= John Windus =

John Windus (fl. 1725) was a British ambassador to Morocco who wrote a popular and influential account of his travels in that country in 1725. In 1720, he accompanied a diplomatic expedition to Morocco with Commodore Charles Stewart, who was given a small naval squadron and the authority of a minister plenipotentiary. They sailed from England on 24 September 1720 and travelled to Tetuan, where they met the Basha Hamet Ben Ali Ben Abdallah. The two sides agreed a peace treaty which was signed at Ceuta in January 1721, under which the Moroccans undertook to prohibit piracy and release English captives. They travelled on to Meknes where they met the King of Morocco, Ismail Ibn Sharif, and reconfirmed the Anglo-Moroccan alliance.

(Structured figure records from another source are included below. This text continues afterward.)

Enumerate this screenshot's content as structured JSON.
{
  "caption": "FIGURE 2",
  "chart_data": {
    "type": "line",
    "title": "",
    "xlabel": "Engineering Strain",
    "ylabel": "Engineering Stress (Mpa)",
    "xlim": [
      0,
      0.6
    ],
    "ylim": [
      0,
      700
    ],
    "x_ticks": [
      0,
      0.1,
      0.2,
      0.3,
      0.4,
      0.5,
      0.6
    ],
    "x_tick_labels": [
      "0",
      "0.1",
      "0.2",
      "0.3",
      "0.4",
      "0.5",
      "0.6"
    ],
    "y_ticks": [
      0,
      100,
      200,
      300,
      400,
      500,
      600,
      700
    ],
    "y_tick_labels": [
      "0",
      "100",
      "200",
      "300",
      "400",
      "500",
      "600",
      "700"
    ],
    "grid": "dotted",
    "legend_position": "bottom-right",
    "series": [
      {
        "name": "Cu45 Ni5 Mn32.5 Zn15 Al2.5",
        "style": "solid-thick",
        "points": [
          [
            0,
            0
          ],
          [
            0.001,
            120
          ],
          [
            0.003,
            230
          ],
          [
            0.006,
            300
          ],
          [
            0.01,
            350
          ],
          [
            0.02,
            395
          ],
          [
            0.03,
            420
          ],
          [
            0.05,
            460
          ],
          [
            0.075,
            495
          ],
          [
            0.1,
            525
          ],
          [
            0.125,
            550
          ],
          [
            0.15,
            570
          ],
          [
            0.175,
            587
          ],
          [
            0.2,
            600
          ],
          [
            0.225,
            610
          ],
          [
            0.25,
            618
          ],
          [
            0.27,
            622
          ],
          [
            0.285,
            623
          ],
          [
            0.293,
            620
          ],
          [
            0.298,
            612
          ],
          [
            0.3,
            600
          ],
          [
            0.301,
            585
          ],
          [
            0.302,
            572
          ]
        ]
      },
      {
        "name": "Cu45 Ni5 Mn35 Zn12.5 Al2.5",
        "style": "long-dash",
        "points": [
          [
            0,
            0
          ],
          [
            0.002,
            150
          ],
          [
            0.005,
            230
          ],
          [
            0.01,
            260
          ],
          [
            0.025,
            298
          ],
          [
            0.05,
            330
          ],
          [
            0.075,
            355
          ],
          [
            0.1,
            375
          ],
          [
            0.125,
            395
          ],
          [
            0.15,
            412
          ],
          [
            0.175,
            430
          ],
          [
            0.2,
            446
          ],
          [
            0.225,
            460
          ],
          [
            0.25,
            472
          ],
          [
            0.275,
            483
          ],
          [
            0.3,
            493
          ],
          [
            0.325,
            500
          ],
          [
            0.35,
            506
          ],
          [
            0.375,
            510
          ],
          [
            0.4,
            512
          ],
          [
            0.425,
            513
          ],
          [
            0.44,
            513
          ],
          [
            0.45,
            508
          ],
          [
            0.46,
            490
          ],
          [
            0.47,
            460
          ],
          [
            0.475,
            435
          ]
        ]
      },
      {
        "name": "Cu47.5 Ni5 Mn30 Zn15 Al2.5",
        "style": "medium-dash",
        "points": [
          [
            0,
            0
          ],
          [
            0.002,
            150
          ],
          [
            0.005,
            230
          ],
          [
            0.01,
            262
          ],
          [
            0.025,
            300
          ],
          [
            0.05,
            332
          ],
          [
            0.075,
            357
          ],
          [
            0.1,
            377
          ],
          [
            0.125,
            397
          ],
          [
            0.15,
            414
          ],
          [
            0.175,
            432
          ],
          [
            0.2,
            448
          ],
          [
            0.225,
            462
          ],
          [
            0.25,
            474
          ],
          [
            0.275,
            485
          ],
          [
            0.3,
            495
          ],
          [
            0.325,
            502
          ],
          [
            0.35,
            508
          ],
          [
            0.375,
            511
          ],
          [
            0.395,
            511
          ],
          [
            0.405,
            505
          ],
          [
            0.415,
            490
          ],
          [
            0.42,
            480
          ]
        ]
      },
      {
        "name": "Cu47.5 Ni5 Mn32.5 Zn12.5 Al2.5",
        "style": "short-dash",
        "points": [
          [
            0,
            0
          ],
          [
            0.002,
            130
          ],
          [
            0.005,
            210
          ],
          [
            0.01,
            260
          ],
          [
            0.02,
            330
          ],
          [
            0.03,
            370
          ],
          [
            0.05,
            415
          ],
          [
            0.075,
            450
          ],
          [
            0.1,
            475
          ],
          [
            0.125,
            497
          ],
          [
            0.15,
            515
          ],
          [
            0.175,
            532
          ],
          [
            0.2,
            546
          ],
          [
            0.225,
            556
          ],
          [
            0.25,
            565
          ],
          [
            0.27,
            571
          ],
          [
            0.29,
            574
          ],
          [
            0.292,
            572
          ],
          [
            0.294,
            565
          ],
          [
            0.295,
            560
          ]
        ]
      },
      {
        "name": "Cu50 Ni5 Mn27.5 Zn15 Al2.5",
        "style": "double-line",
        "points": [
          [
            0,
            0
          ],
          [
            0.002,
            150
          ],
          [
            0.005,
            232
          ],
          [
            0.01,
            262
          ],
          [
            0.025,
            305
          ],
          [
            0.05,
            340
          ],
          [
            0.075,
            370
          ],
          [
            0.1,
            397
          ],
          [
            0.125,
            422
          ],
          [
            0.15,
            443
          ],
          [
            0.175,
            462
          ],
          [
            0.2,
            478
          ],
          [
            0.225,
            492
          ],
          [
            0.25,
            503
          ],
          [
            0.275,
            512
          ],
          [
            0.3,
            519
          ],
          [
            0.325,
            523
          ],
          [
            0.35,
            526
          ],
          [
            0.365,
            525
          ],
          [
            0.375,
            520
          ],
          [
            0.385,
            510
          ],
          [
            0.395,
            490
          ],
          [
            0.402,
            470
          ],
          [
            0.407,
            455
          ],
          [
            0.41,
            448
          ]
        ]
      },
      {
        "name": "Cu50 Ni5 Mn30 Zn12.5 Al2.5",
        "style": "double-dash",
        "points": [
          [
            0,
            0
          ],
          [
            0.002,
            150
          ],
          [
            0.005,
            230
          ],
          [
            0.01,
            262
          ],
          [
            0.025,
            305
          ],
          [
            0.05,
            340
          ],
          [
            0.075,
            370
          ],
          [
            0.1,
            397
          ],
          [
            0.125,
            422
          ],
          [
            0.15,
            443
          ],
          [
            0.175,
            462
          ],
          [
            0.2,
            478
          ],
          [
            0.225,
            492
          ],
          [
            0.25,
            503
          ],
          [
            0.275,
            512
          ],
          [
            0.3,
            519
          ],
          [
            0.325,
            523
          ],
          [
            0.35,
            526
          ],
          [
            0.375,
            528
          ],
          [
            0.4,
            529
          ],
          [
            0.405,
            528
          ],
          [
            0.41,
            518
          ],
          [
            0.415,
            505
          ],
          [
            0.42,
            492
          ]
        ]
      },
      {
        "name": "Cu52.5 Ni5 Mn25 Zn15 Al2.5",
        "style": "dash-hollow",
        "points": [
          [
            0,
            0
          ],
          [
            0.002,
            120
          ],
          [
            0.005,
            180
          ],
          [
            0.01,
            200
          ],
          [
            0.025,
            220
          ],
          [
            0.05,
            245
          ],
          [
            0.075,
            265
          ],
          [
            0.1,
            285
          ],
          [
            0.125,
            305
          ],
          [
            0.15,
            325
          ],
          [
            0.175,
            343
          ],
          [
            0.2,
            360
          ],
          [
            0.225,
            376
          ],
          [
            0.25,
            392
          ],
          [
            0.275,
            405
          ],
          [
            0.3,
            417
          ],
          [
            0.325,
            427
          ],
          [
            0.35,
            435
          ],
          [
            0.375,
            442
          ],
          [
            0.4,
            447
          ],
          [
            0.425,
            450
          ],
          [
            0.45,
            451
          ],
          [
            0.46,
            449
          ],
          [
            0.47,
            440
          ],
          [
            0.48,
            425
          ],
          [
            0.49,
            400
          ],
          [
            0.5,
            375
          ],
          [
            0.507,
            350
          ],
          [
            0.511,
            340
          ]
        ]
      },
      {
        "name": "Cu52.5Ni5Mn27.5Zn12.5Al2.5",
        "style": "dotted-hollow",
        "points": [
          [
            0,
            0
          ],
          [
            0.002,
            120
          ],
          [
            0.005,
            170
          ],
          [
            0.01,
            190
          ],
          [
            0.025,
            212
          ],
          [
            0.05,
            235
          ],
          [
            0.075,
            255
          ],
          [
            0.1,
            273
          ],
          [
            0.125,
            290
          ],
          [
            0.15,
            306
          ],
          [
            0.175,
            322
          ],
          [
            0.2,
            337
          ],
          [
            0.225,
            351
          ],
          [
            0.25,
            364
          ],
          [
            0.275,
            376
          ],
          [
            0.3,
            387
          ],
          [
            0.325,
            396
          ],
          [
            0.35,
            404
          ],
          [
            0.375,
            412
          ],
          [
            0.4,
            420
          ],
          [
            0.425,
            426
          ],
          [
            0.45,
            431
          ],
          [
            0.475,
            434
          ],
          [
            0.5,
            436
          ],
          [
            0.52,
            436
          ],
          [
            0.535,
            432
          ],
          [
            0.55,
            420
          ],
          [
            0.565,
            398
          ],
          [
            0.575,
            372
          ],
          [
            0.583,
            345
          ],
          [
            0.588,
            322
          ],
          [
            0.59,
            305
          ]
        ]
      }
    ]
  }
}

Windus spent at least seven months (if he signed the treaty in January 1721, he was in the country until August, when he left with the captive English Captains and Sailors released by the treaty, according to his book) travelling in Morocco and drew on his experiences to write A Journey to Mequinez, the Residence of the Present Emperor of Fez and Morocco, on the Occasion of Commodore Stewart’s Ambassy Thither for the Redemption of the British Captives in the Year 1721, published in 1725. The book was only the second published in English on the subject of Morocco and was by far the most comprehensive account of life, society, politics and the environment of a country which few Christians had at that time visited. It went through multiple editions and influenced subsequent writers, as well as providing an invaluable historical record of Morocco at that time. It was translated into German in 1726 and into Arabic in 1993.